あなたに言いたい事があります。

第36話


 結局のところ……あの一件は、おおむね俺たちが予想していたとおり。犯人は『三組の陸上部に所属していた三人の女子』だった。


 そして、なぜそんな事をした理由も……元弥さんの予想通り『嫉妬』からくるモノだった。

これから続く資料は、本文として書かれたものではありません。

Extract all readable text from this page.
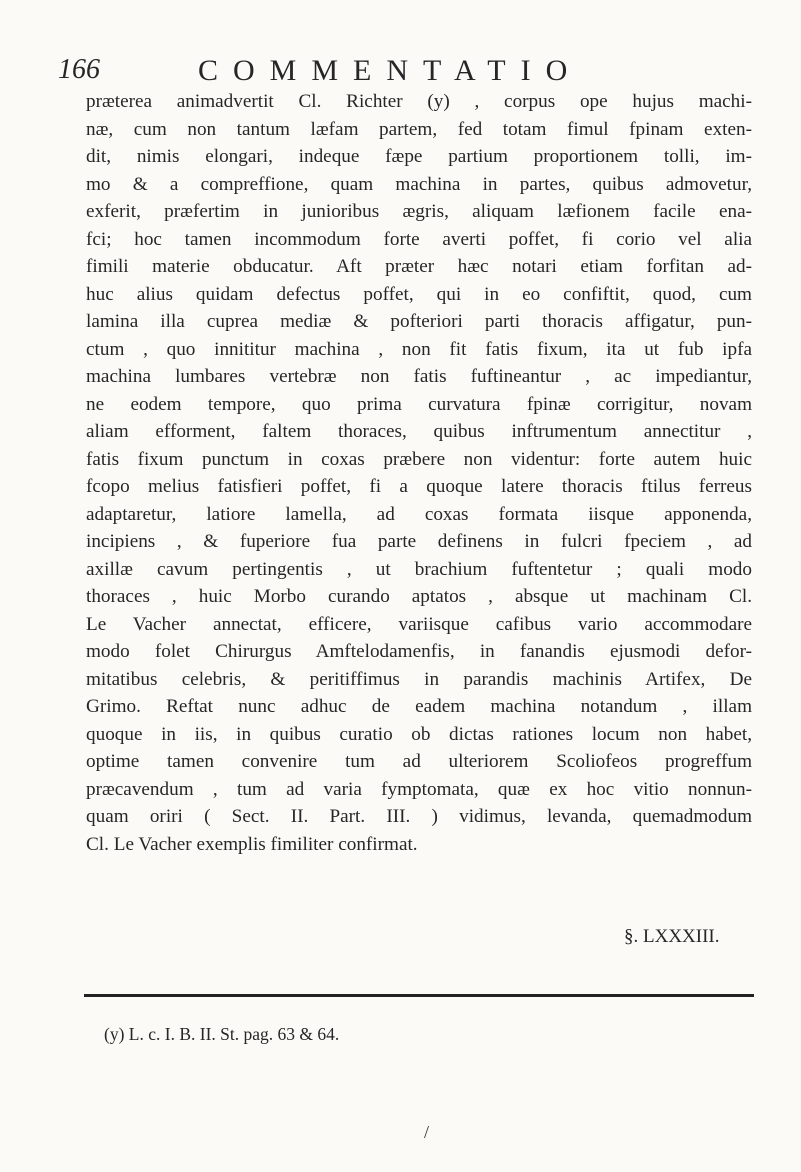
166	COMMENTATIO
præterea animadvertit Cl. Richter (y) , corpus ope hujus machi-
næ, cum non tantum læfam partem, fed totam fimul fpinam exten-
dit, nimis elongari, indeque fæpe partium proportionem tolli, im-
mo & a compreffione, quam machina in partes, quibus admovetur,
exferit, præfertim in junioribus ægris, aliquam læfionem facile ena-
fci; hoc tamen incommodum forte averti poffet, fi corio vel alia
fimili materie obducatur. Aft præter hæc notari etiam forfitan ad-
huc alius quidam defectus poffet, qui in eo confiftit, quod, cum
lamina illa cuprea mediæ & pofteriori parti thoracis affigatur, pun-
ctum , quo innititur machina , non fit fatis fixum, ita ut fub ipfa
machina lumbares vertebræ non fatis fuftineantur , ac impediantur,
ne eodem tempore, quo prima curvatura fpinæ corrigitur, novam
aliam efforment, faltem thoraces, quibus inftrumentum annectitur ,
fatis fixum punctum in coxas præbere non videntur: forte autem huic
fcopo melius fatisfieri poffet, fi a quoque latere thoracis ftilus ferreus
adaptaretur, latiore lamella, ad coxas formata iisque apponenda,
incipiens , & fuperiore fua parte definens in fulcri fpeciem , ad
axillæ cavum pertingentis , ut brachium fuftentetur ; quali modo
thoraces , huic Morbo curando aptatos , absque ut machinam Cl.
Le Vacher annectat, efficere, variisque cafibus vario accommodare
modo folet Chirurgus Amftelodamenfis, in fanandis ejusmodi defor-
mitatibus celebris, & peritiffimus in parandis machinis Artifex, De
Grimo. Reftat nunc adhuc de eadem machina notandum , illam
quoque in iis, in quibus curatio ob dictas rationes locum non habet,
optime tamen convenire tum ad ulteriorem Scoliofeos progreffum
præcavendum , tum ad varia fymptomata, quæ ex hoc vitio nonnun-
quam oriri ( Sect. II. Part. III. ) vidimus, levanda, quemadmodum
Cl. Le Vacher exemplis fimiliter confirmat.
§. LXXXIII.
(y) L. c. I. B. II. St. pag. 63 & 64.
/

「どうやら、彼女たちは鈴宮を一年の時から知っていたらしい。でも、初めて見たのは文化祭の時だった……って、本人たちは言っている様だな」

「ふーん」


「だが、実は一年の時に同じクラスだったらしい」

「え、じゃあ……」


「ああ。まぁ、その時は文字通り『眼中になかった』って事だろうな」

「………」


「まぁ、問題はそこじゃなくて……だな。文化祭で俺と鈴宮が話している姿を見ていたらしい。しかも、鈴宮が学校に戻って来た最初の頃は結構一緒にいた事が多かっただろ?」

「あー、でも。それって最初の一週間くらいだったじゃんか」


 一年の時には使っていなかった教室にも二年になれば行く機会が増える。だから、最初の内は学校案内も兼ねて一緒に行動する事が多かった。


 でも、選択授業は俺と泰成は鈴宮と違う。


 どうしてもその時ばかりは鈴宮は一人になってしまったのだが、どうやらそこで鈴宮はあの時一緒にいた女子たちと仲良くなったのだ。


 それから、彼女たちと行動を共にする事が増え、俺たちも同性の方が良いだろうと、見守っていた。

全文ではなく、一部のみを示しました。